Freymuth et al, (6) explained the role of viral, C. pneumoniae and M. pneumoniae infections in exacerbation of asthma in children. M. pneumoniae – DNA (PCR) was obtained from 3.7% of cases which showed a minor role in exacerbation of asthma (6). In contrast to our study, Sprinkle et al, (7) showed C. pneumoniae and M. pneumoniae are not involved in recurrent or chronic adenonsillitis (unlike acute tonsillopharyngitis), but again, most infections happen in higher age (8.2 years vs. 4.2 years) (7).

In contrast to the developed countries where M. pneumoniae infections are generally considered to reach a peak between the ages of 10-12 years, they can occur commonly at an early age (4-6 years old) in our population. Recent infection (positive IgM) was found in 10% of cases. In immune cases (positive M. pneumoniae-IgG), it may represent as persistent and chronic M. pneumoniae infection in adenoid tissues. M. pneumoniae is less commonly detected in other upper respiratory conditions such as otitis media, sinusitis, and the common cold.

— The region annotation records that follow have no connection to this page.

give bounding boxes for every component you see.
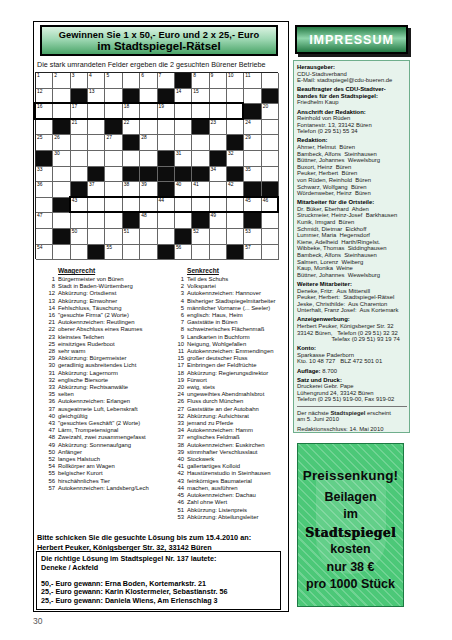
grid-cell-black bbox=[210, 151, 227, 167]
grid-cell[interactable] bbox=[210, 229, 227, 245]
grid-cell-black bbox=[262, 182, 279, 198]
banner-line: nur 38 € bbox=[298, 559, 403, 577]
impressum-line: Ahmer, Helmut Büren bbox=[297, 144, 407, 151]
grid-cell[interactable] bbox=[175, 198, 192, 214]
grid-cell[interactable]: 57 bbox=[244, 245, 261, 261]
grid-cell[interactable] bbox=[105, 213, 122, 229]
impressum-line: Lummer, Maria Hegensdorf bbox=[297, 232, 407, 239]
banner-line: Beilagen bbox=[298, 489, 403, 507]
clue-number: 46 bbox=[263, 198, 268, 204]
grid-cell[interactable] bbox=[210, 182, 227, 198]
clue-text: kleinstes Teilchen bbox=[58, 334, 104, 341]
down-clue: 53Abkürzung: Abteilungsleiter bbox=[175, 514, 288, 521]
impressum-inline-value: 8.700 bbox=[321, 368, 337, 374]
clue-number: 1 bbox=[37, 73, 40, 79]
clue-number: 51 bbox=[175, 507, 184, 514]
impressum-line: Schwarz, Wolfgang Büren bbox=[297, 184, 407, 191]
grid-cell-black bbox=[123, 135, 140, 151]
grid-cell[interactable] bbox=[53, 213, 70, 229]
grid-cell-black bbox=[36, 151, 53, 167]
down-clue: 41gallertartiges Kolloid bbox=[175, 463, 288, 470]
grid-cell[interactable] bbox=[71, 135, 88, 151]
across-clue: 13Abkürzung: Einwohner bbox=[46, 298, 174, 305]
down-clue: 3Autokennzeichen: Hannover bbox=[175, 290, 288, 297]
grid-cell[interactable]: 41 bbox=[192, 182, 209, 198]
submission-line1: Bitte schicken Sie die gesuchte Lösung b… bbox=[37, 533, 287, 543]
impressum-line: Telefon (0 29 51) 919-00, Fax 919-02 bbox=[297, 396, 407, 403]
grid-cell[interactable]: 18 bbox=[123, 104, 140, 120]
grid-cell[interactable] bbox=[262, 73, 279, 89]
clue-text: Zahl ohne Wert bbox=[187, 499, 227, 506]
grid-cell[interactable] bbox=[175, 120, 192, 136]
grid-cell[interactable] bbox=[227, 229, 244, 245]
clue-number: 25 bbox=[37, 135, 42, 141]
across-clue: 25einsitziges Ruderboot bbox=[46, 341, 174, 348]
grid-cell[interactable] bbox=[53, 182, 70, 198]
down-clue: 2Volkspartei bbox=[175, 283, 288, 290]
clue-text: Abkürzung: Regierungsdirektor bbox=[187, 370, 268, 377]
grid-cell[interactable]: 20 bbox=[262, 104, 279, 120]
grid-cell[interactable]: 16 bbox=[36, 104, 53, 120]
impressum-line: Peuker, Herbert Büren bbox=[297, 170, 407, 177]
grid-cell[interactable]: 21 bbox=[71, 120, 88, 136]
clue-number: 36 bbox=[46, 398, 55, 405]
grid-cell[interactable] bbox=[262, 135, 279, 151]
grid-cell[interactable] bbox=[123, 151, 140, 167]
clue-number: 48 bbox=[141, 213, 146, 219]
grid-cell[interactable]: 44 bbox=[158, 198, 175, 214]
grid-cell[interactable]: 47 bbox=[36, 213, 53, 229]
prize-header-line2: im Stadtspiegel-Rätsel bbox=[42, 40, 276, 52]
across-clue: 8Stadt in Baden-Württemberg bbox=[46, 283, 174, 290]
banner-line: Stadtspiegel bbox=[298, 524, 403, 542]
impressum-line: Struckmeier, Heinz-Josef Barkhausen bbox=[297, 212, 407, 219]
down-clue: 7Gaststätte in Büren bbox=[175, 319, 288, 326]
impressum-line: Fontanestr. 13, 33142 Büren bbox=[297, 122, 407, 129]
grid-cell[interactable]: 10 bbox=[227, 73, 244, 89]
grid-cell-black bbox=[227, 135, 244, 151]
grid-cell[interactable]: 7 bbox=[158, 73, 175, 89]
grid-cell[interactable]: 37 bbox=[88, 182, 105, 198]
clue-number: 57 bbox=[245, 245, 250, 251]
down-clue: 6englisch: Haus, Heim bbox=[175, 312, 288, 319]
grid-cell-black bbox=[88, 167, 105, 183]
across-clue: 30geradlinig ausbreitendes Licht bbox=[46, 362, 174, 369]
grid-cell[interactable] bbox=[71, 245, 88, 261]
crossword-grid[interactable]: 1234567891011121314151617181920212223242… bbox=[35, 72, 278, 259]
down-clue: 44machen, ausführen bbox=[175, 485, 288, 492]
grid-cell[interactable] bbox=[262, 167, 279, 183]
puzzle-intro: Die stark umrandeten Felder ergeben die … bbox=[37, 60, 287, 69]
grid-cell[interactable]: 23 bbox=[210, 120, 227, 136]
grid-cell[interactable] bbox=[262, 213, 279, 229]
prize-header: Gewinnen Sie 1 x 50,- Euro und 2 x 25,- … bbox=[40, 25, 278, 56]
impressum-section-header: Satz und Druck: bbox=[297, 377, 407, 384]
grid-cell[interactable]: 48 bbox=[140, 213, 157, 229]
promo-banner: Preissenkung!BeilagenimStadtspiegelkoste… bbox=[297, 443, 404, 607]
impressum-section-header: Anschrift der Redaktion: bbox=[297, 109, 407, 116]
grid-cell[interactable] bbox=[158, 135, 175, 151]
grid-cell[interactable]: 30 bbox=[53, 151, 70, 167]
impressum-footer-line: Redaktionsschluss: 14. Mai 2010 bbox=[297, 426, 407, 433]
grid-cell[interactable] bbox=[36, 198, 53, 214]
grid-cell[interactable] bbox=[158, 120, 175, 136]
grid-cell[interactable] bbox=[192, 104, 209, 120]
grid-cell-black bbox=[192, 167, 209, 183]
clue-number: 7 bbox=[175, 319, 184, 326]
clue-number: 32 bbox=[228, 151, 233, 157]
impressum-line: Wibbeke, Thomas Siddinghausen bbox=[297, 245, 407, 252]
previous-solution-box: Die richtige Lösung im Stadtspiegel Nr. … bbox=[36, 551, 281, 610]
grid-cell[interactable]: 17 bbox=[71, 104, 88, 120]
grid-cell-black bbox=[158, 151, 175, 167]
grid-cell[interactable]: 43 bbox=[71, 198, 88, 214]
clue-text: "gesuchte Firma" (2 Worte) bbox=[58, 312, 129, 319]
grid-cell[interactable]: 32 bbox=[227, 151, 244, 167]
grid-cell[interactable]: 14 bbox=[175, 89, 192, 105]
grid-cell[interactable]: 11 bbox=[244, 73, 261, 89]
clue-number: 18 bbox=[124, 104, 129, 110]
clue-number: 17 bbox=[175, 362, 184, 369]
clue-number: 6 bbox=[141, 73, 144, 79]
grid-cell[interactable] bbox=[71, 167, 88, 183]
grid-cell[interactable]: 38 bbox=[123, 182, 140, 198]
clue-number: 15 bbox=[193, 89, 198, 95]
clue-number: 13 bbox=[46, 298, 55, 305]
clue-number: 4 bbox=[175, 298, 184, 305]
grid-cell[interactable] bbox=[53, 167, 70, 183]
grid-cell[interactable] bbox=[140, 89, 157, 105]
across-clue: 48Zweizahl, zwei zusammengefasst bbox=[46, 434, 174, 441]
grid-cell[interactable] bbox=[88, 151, 105, 167]
clue-number: 17 bbox=[72, 104, 77, 110]
grid-cell[interactable]: 15 bbox=[192, 89, 209, 105]
grid-cell[interactable] bbox=[88, 120, 105, 136]
down-clue: 45Autokennzeichen: Dachau bbox=[175, 492, 288, 499]
grid-cell-black bbox=[175, 167, 192, 183]
grid-cell[interactable] bbox=[227, 120, 244, 136]
grid-cell[interactable] bbox=[192, 245, 209, 261]
clue-text: langes Halstuch bbox=[58, 456, 100, 463]
grid-cell[interactable] bbox=[140, 151, 157, 167]
clue-number: 3 bbox=[72, 73, 75, 79]
clue-number: 33 bbox=[46, 384, 55, 391]
grid-cell[interactable] bbox=[210, 245, 227, 261]
grid-cell[interactable] bbox=[158, 229, 175, 245]
grid-cell[interactable] bbox=[210, 135, 227, 151]
impressum-line: Herbert Peuker, Königsberger Str. 32 bbox=[297, 323, 407, 330]
down-clue: 9Landkarten in Buchform bbox=[175, 334, 288, 341]
grid-cell[interactable]: 6 bbox=[140, 73, 157, 89]
grid-cell[interactable]: 9 bbox=[210, 73, 227, 89]
down-clue: 20ewig, stets bbox=[175, 384, 288, 391]
grid-cell-black bbox=[158, 89, 175, 105]
impressum-footer-line: Der nächste Stadtspiegel erscheint bbox=[297, 410, 407, 417]
grid-cell[interactable] bbox=[140, 229, 157, 245]
clue-number: 50 bbox=[72, 229, 77, 235]
across-clue: 50Anfänger bbox=[46, 449, 174, 456]
grid-cell[interactable] bbox=[88, 135, 105, 151]
grid-cell[interactable]: 49 bbox=[210, 213, 227, 229]
clue-number: 32 bbox=[46, 377, 55, 384]
clue-text: hirschähnliches Tier bbox=[58, 478, 110, 485]
grid-cell[interactable]: 52 bbox=[192, 229, 209, 245]
clue-number: 39 bbox=[175, 449, 184, 456]
clue-number: 34 bbox=[211, 167, 216, 173]
down-clue: 37englisches Feldmaß bbox=[175, 434, 288, 441]
impressum-line: Deneke, Fritz: Aus Mittersill bbox=[297, 288, 407, 295]
grid-cell[interactable] bbox=[140, 198, 157, 214]
clue-number: 23 bbox=[46, 334, 55, 341]
clue-text: Abkürzung: Abteilungsleiter bbox=[187, 514, 258, 521]
grid-cell[interactable] bbox=[53, 89, 70, 105]
grid-cell[interactable] bbox=[123, 73, 140, 89]
grid-cell[interactable]: 36 bbox=[36, 182, 53, 198]
clue-number: 5 bbox=[175, 305, 184, 312]
down-clue: 26Fluss durch München bbox=[175, 398, 288, 405]
clue-number: 44 bbox=[175, 485, 184, 492]
grid-cell[interactable] bbox=[210, 198, 227, 214]
clue-text: Zweizahl, zwei zusammengefasst bbox=[58, 434, 146, 441]
grid-cell[interactable] bbox=[123, 245, 140, 261]
grid-cell[interactable] bbox=[227, 213, 244, 229]
grid-cell[interactable]: 12 bbox=[36, 89, 53, 105]
grid-cell[interactable] bbox=[175, 213, 192, 229]
clue-text: Abkürzung: Aufsichtsrat bbox=[187, 413, 249, 420]
clue-number: 25 bbox=[46, 341, 55, 348]
clue-number: 20 bbox=[263, 104, 268, 110]
grid-cell[interactable]: 19 bbox=[158, 104, 175, 120]
grid-cell[interactable] bbox=[105, 229, 122, 245]
grid-cell[interactable] bbox=[227, 198, 244, 214]
grid-cell[interactable]: 27 bbox=[105, 135, 122, 151]
winner-list: 50,- Euro gewann: Erna Boden, Kortemarks… bbox=[41, 580, 280, 606]
grid-cell[interactable] bbox=[140, 120, 157, 136]
grid-cell[interactable]: 2 bbox=[53, 73, 70, 89]
grid-cell[interactable] bbox=[192, 151, 209, 167]
impressum-panel: Herausgeber:CDU-StadtverbandE-Mail: stad… bbox=[293, 60, 410, 433]
grid-cell[interactable]: 34 bbox=[210, 167, 227, 183]
grid-cell[interactable]: 54 bbox=[36, 245, 53, 261]
grid-cell[interactable] bbox=[175, 135, 192, 151]
clue-text: Bürgermeister von Büren bbox=[58, 276, 123, 283]
grid-cell[interactable]: 22 bbox=[123, 120, 140, 136]
clue-number: 37 bbox=[89, 182, 94, 188]
clue-number: 55 bbox=[106, 245, 111, 251]
down-clue: 39stimmhafter Verschlusslaut bbox=[175, 449, 288, 456]
impressum-header: IMPRESSUM bbox=[295, 25, 408, 54]
impressum-line: von Rüden, Reinhold Büren bbox=[297, 177, 407, 184]
grid-cell-black bbox=[227, 245, 244, 261]
impressum-line: Bambeck, Alfons Steinhausen bbox=[297, 151, 407, 158]
clue-text: englisch: Haus, Heim bbox=[187, 312, 243, 319]
crossword-grid-wrap: 1234567891011121314151617181920212223242… bbox=[35, 72, 278, 260]
clue-number: 41 bbox=[175, 463, 184, 470]
grid-cell[interactable]: 25 bbox=[36, 135, 53, 151]
down-clues: Senkrecht 1Teil des Schuhs2Volkspartei3A… bbox=[175, 267, 288, 521]
clue-text: Stockwerk bbox=[187, 456, 214, 463]
grid-cell[interactable]: 35 bbox=[244, 167, 261, 183]
clue-number: 41 bbox=[193, 182, 198, 188]
grid-cell[interactable] bbox=[88, 229, 105, 245]
grid-cell[interactable] bbox=[140, 245, 157, 261]
grid-cell[interactable]: 26 bbox=[53, 135, 70, 151]
across-clue: 36Autokennzeichen: Erlangen bbox=[46, 398, 174, 405]
clue-number: 49 bbox=[46, 442, 55, 449]
grid-cell[interactable]: 55 bbox=[105, 245, 122, 261]
grid-cell[interactable]: 46 bbox=[262, 198, 279, 214]
impressum-line: Schmidt, Dietmar Eickhoff bbox=[297, 226, 407, 233]
grid-cell[interactable] bbox=[71, 213, 88, 229]
grid-cell[interactable] bbox=[36, 120, 53, 136]
grid-cell[interactable]: 31 bbox=[175, 151, 192, 167]
impressum-section-header: Mitarbeiter für die Ortsteile: bbox=[297, 199, 407, 206]
clue-number: 52 bbox=[193, 229, 198, 235]
grid-cell[interactable] bbox=[158, 213, 175, 229]
grid-cell[interactable] bbox=[105, 151, 122, 167]
grid-cell[interactable] bbox=[227, 104, 244, 120]
grid-cell-black bbox=[140, 167, 157, 183]
down-clue: 43feinkörniges Baumaterial bbox=[175, 478, 288, 485]
grid-cell[interactable] bbox=[244, 89, 261, 105]
grid-cell[interactable]: 51 bbox=[123, 229, 140, 245]
grid-cell[interactable] bbox=[227, 89, 244, 105]
grid-cell[interactable] bbox=[210, 104, 227, 120]
clue-number: 30 bbox=[54, 151, 59, 157]
grid-cell[interactable]: 24 bbox=[244, 120, 261, 136]
grid-cell-black bbox=[53, 229, 70, 245]
clue-number: 37 bbox=[46, 406, 55, 413]
across-clue: 33Abkürzung: Rechtsanwälte bbox=[46, 384, 174, 391]
clue-number: 21 bbox=[46, 319, 55, 326]
down-clue: 1Teil des Schuhs bbox=[175, 276, 288, 283]
clue-text: jemand zu Pferde bbox=[187, 420, 233, 427]
across-clue: 43"gesuchtes Geschäft" (2 Worte) bbox=[46, 420, 174, 427]
grid-cell[interactable]: 50 bbox=[71, 229, 88, 245]
clue-number: 43 bbox=[46, 420, 55, 427]
impressum-line: Kunik, Irmgard Büren bbox=[297, 219, 407, 226]
grid-cell[interactable]: 5 bbox=[105, 73, 122, 89]
clue-number: 34 bbox=[175, 427, 184, 434]
clue-number: 54 bbox=[37, 245, 42, 251]
clue-number: 7 bbox=[159, 73, 162, 79]
grid-cell[interactable]: 13 bbox=[88, 89, 105, 105]
grid-cell[interactable]: 3 bbox=[71, 73, 88, 89]
grid-cell[interactable] bbox=[105, 89, 122, 105]
grid-cell[interactable]: 33 bbox=[36, 167, 53, 183]
grid-cell[interactable]: 4 bbox=[88, 73, 105, 89]
impressum-line: Reinhold von Rüden bbox=[297, 115, 407, 122]
clue-text: Neigung, Wohlgefallen bbox=[187, 341, 246, 348]
impressum-line: Kaup, Monika Weine bbox=[297, 265, 407, 272]
page-number: 30 bbox=[33, 616, 42, 626]
grid-cell[interactable] bbox=[105, 198, 122, 214]
grid-cell-black bbox=[88, 245, 105, 261]
grid-cell[interactable]: 29 bbox=[244, 135, 261, 151]
clue-number: 53 bbox=[245, 229, 250, 235]
grid-cell[interactable]: 1 bbox=[36, 73, 53, 89]
grid-cell[interactable]: 53 bbox=[244, 229, 261, 245]
grid-cell[interactable] bbox=[88, 104, 105, 120]
clue-number: 13 bbox=[89, 89, 94, 95]
grid-cell[interactable]: 39 bbox=[140, 182, 157, 198]
clue-text: Stadt in Baden-Württemberg bbox=[58, 283, 133, 290]
across-clue: 32englische Biersorte bbox=[46, 377, 174, 384]
grid-cell[interactable] bbox=[123, 198, 140, 214]
clue-number: 35 bbox=[46, 391, 55, 398]
down-clue: 10Neigung, Wohlgefallen bbox=[175, 341, 288, 348]
impressum-line: Friedhelm Kaup bbox=[297, 99, 407, 106]
down-clue: 19Fürwort bbox=[175, 377, 288, 384]
grid-cell[interactable] bbox=[53, 245, 70, 261]
grid-cell[interactable] bbox=[210, 89, 227, 105]
clue-number: 26 bbox=[175, 398, 184, 405]
down-clue: 24ungeweihtes Abendmahlsbrot bbox=[175, 391, 288, 398]
grid-cell[interactable] bbox=[105, 182, 122, 198]
clue-text: Abkürzung: Rechtsanwälte bbox=[58, 384, 128, 391]
grid-cell[interactable]: 45 bbox=[244, 198, 261, 214]
impressum-section-header: Redaktion: bbox=[297, 137, 407, 144]
grid-cell[interactable] bbox=[88, 213, 105, 229]
grid-cell-black bbox=[158, 245, 175, 261]
clue-number: 20 bbox=[175, 384, 184, 391]
grid-cell[interactable] bbox=[262, 245, 279, 261]
grid-cell[interactable]: 8 bbox=[192, 73, 209, 89]
grid-cell[interactable]: 56 bbox=[175, 245, 192, 261]
grid-cell-black bbox=[123, 167, 140, 183]
impressum-section: Weitere Mitarbeiter:Deneke, Fritz: Aus M… bbox=[297, 281, 407, 314]
grid-cell[interactable]: 42 bbox=[227, 182, 244, 198]
banner-headline: Preissenkung! bbox=[298, 467, 403, 485]
clue-number: 5 bbox=[106, 73, 109, 79]
clue-number: 8 bbox=[193, 73, 196, 79]
clue-number: 19 bbox=[175, 377, 184, 384]
grid-cell[interactable] bbox=[105, 167, 122, 183]
grid-cell[interactable] bbox=[192, 135, 209, 151]
grid-cell[interactable] bbox=[88, 198, 105, 214]
clue-number: 26 bbox=[54, 135, 59, 141]
clue-number: 37 bbox=[175, 434, 184, 441]
grid-cell[interactable] bbox=[71, 151, 88, 167]
grid-cell-black bbox=[105, 120, 122, 136]
across-clue: 40gleichgültig bbox=[46, 413, 174, 420]
clue-number: 8 bbox=[46, 283, 55, 290]
grid-cell-black bbox=[192, 120, 209, 136]
grid-cell[interactable] bbox=[53, 104, 70, 120]
grid-cell[interactable]: 40 bbox=[175, 182, 192, 198]
grid-cell[interactable] bbox=[140, 104, 157, 120]
grid-cell[interactable] bbox=[262, 151, 279, 167]
across-clue: 57Autokennzeichen: Landsberg/Lech bbox=[46, 485, 174, 492]
grid-cell[interactable] bbox=[244, 151, 261, 167]
across-clue: 52langes Halstuch bbox=[46, 456, 174, 463]
impressum-line: Peuker, Herbert: Stadtspiegel-Rätsel bbox=[297, 294, 407, 301]
grid-cell[interactable] bbox=[105, 104, 122, 120]
clue-number: 24 bbox=[245, 120, 250, 126]
grid-cell[interactable] bbox=[262, 229, 279, 245]
clue-number: 10 bbox=[228, 73, 233, 79]
grid-cell[interactable]: 28 bbox=[140, 135, 157, 151]
grid-cell[interactable] bbox=[262, 120, 279, 136]
grid-cell[interactable] bbox=[175, 104, 192, 120]
down-title: Senkrecht bbox=[187, 267, 288, 274]
grid-cell[interactable] bbox=[192, 198, 209, 214]
grid-cell-black bbox=[244, 182, 261, 198]
impressum-section: Anzeigenwerbung:Herbert Peuker, Königsbe… bbox=[297, 316, 407, 342]
clue-number: 48 bbox=[46, 434, 55, 441]
grid-cell[interactable] bbox=[36, 229, 53, 245]
clue-text: geradlinig ausbreitendes Licht bbox=[58, 362, 136, 369]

This study proved that M. pneumoniae can act as one etiologic factor for rhino sinusitis and adenoid hypertrophy. The previous studies in our center confirmed these results (12, 14). M. pneumoniae may presents as an asymptomatic upper or lower respiratory infection in children (12). These infections are sometimes asymptomatic. This pattern may have a wide variation in different populations. M. pneumoniae may be colonized in adenoid tissue of children or nasal polyps of adults (16). A variety of methods exist for laboratory diagnosis of M. pneumoniae infection, including culture, serology, and the polymerase chain reaction assay, but each has its limitations (15). Erythromycin, tetracycline or other new macrolides (azithromycin, clarithromycin) are recommended antibiotics for M. pneumoniae infection. We prefer to use a suitable antibiotic treatment in children with rhino sinusitis before resorting to adenoid surgery.

In conclusion, M. pneumoniae infection was proven serologically (IgM & IgG) to exist in 10% and 20% of cases in need of adenoid surgery, respectively. These amounts along with the positive PCR results in adenoid tissue of cases (30%) indicate the prominent role of M. pneumoniae in adenoid hypertrophy. We concluded that children in Iran are infected with M. pneumoniae between the ages of 6-8 years and obtaine immunity by then. Adenoid tissue might act as a reservoir for M. pneumoniae and cause rhino sinusitis concomitant with adenoid hypertrophy in infected children. Theoretically, the use of suitable antibiotics to eradicate the M. pneumoniae, before performing adenoid surgery (with rhino sinusitis or chronic ear infection) might be helpful but it needs further randomized controlled trials studies to be confirmed.